There's no dispute that slashing US aid will lead to greater deprivation in the West Bank and Gaza. The US provided about one-third of the nearly $1.1 billion in aid disbursed to the Palestine Authority (PA) and for Palestinian projects last year. That amounts to about $300 per man, woman, and child.
In relation to a gross national income for the average Palestinian of $1,327 last year, any cut in foreign aid and tax revenue is serious.
In effect, Palestinians have a third-world income - a few dollars a day. And they live next door to first-world Israel, with a per capita gross domestic product (GDP) of about $22,200 last year. Israel gets about $420 per capita each year in aid from the US, partly as a result of the 1979 Camp David peace accords between Israel and Egypt. Though that's more aid per capita than Palestinians get, Israel is less dependent on it.
Noting the Palestinian aid numbers, Scott Lasensky, a researcher at the United States Institute of Peace, says, "Clearly there is room for leverage." But he doubts the aid cutoff will proceed to the point of "mass starvation."
One reason is that humanitarian assistance is likely to continue. And many contributors to Palestine may resist US pressure for cuts. Last week, Iran offered to step in with new money.
Nonetheless, there could be more malnutrition. A UN report two years ago said malnutrition among Palestinians was widespread at the height of the intifada when movement and commerce were strictly regimented by Israel in an effort to restrain the violence.

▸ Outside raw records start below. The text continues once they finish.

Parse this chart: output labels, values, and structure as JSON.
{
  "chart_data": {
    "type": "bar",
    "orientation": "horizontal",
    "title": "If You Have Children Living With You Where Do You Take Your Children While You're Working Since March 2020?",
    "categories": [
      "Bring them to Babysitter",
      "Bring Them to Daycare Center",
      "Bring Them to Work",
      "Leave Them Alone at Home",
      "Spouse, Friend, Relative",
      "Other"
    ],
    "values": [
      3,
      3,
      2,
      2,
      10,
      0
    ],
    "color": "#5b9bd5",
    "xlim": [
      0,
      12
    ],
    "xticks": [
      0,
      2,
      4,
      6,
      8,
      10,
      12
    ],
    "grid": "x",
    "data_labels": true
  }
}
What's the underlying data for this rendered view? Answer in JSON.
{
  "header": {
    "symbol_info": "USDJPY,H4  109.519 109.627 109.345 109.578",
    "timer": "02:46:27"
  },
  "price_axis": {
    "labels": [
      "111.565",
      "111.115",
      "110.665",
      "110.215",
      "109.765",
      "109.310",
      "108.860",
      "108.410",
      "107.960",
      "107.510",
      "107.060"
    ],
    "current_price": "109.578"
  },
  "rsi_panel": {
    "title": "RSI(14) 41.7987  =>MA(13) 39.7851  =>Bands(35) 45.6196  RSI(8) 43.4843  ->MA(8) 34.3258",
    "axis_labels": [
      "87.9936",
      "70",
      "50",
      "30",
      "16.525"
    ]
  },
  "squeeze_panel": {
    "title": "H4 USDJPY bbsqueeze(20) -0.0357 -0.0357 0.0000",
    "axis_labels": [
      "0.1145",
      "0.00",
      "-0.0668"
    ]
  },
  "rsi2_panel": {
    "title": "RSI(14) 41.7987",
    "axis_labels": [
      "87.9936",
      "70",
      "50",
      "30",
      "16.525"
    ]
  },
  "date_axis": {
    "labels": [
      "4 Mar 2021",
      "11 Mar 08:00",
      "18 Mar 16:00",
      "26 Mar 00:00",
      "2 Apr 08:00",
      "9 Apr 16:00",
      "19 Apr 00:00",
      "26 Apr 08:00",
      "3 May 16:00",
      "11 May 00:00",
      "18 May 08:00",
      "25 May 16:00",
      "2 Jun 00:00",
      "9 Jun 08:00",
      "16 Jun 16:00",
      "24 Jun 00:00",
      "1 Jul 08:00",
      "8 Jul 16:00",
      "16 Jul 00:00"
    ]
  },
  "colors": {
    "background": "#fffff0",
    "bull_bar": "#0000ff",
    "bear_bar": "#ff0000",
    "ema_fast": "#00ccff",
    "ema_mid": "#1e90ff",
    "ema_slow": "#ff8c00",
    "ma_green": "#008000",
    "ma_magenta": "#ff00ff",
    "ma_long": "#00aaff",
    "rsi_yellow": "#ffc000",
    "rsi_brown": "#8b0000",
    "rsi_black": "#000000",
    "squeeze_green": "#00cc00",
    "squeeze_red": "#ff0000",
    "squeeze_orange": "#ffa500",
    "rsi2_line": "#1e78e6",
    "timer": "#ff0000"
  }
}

Another reason is that aid to Palestine comes from multiple sources. A World Bank trust fund gave $125 million to the PA in 2004. A new Congressional Research Service report lists nine other aid sources for the PA. At the top was the European Union with $105 million. Saudi Arabia gave $76 million, the US $20 million, and so on down through Libya, Britain, Norway, Japan, Canada, and Egypt. Even more aid comes from the EU, the US, and Persian Gulf nations for specific development projects ($300 million, $345 million, and about $200 million respectively in 2005).
Egyptian foreign minister Ahmed Aboul Gheit said Egypt would not cut off aid because it is important "to meet the humanitarian needs of the Palestinian people." Saudi Arabia has also said that it will not cut off aid. Other aid providers are unlikely to join an aid boycott.
Should Palestinians obtain an independent nation, its economic viability remains an open question. But until then, under the 4th Geneva Convention of 1949, an occupying power is responsible for the welfare of those whose territory is being occupied. Providing no aid, "Israel is not in compliance," says Mr. Abunimah.
A World Bank report this month reckons real GDP in the West Bank and Gaza grew 8 to 9 percent last year, continuing a modest recovery that began two years ago. Extra foreign aid helped. Yet the economy is still 29 percent below where it was in 2003. Unemployment is at 23 percent.
Another issue is that the Palestinian population grows more than 3 percent a year. Each Palestinian woman in Gaza has close to six children on average; in the West Bank, 4.4 children is the average.
Some Israelis see this as a demographic threat. Abunimah holds that large families arise from the parents' need to ensure help in their old age in a society without Social Security or a system of government medical care.
For economists, rapid population growth makes a rise in economic prosperity difficult, especially in an area with limited land and resources. What's needed, the World Bank report suggests, is peace, the lifting of restrictions on Palestinian travel and commerce, Palestinian governance reform, and more foreign aid.
Peace will probably be expensive. At one point, President Clinton offered $35 billion in incentives, attempting to broker a peace deal. That effort ultimately failed.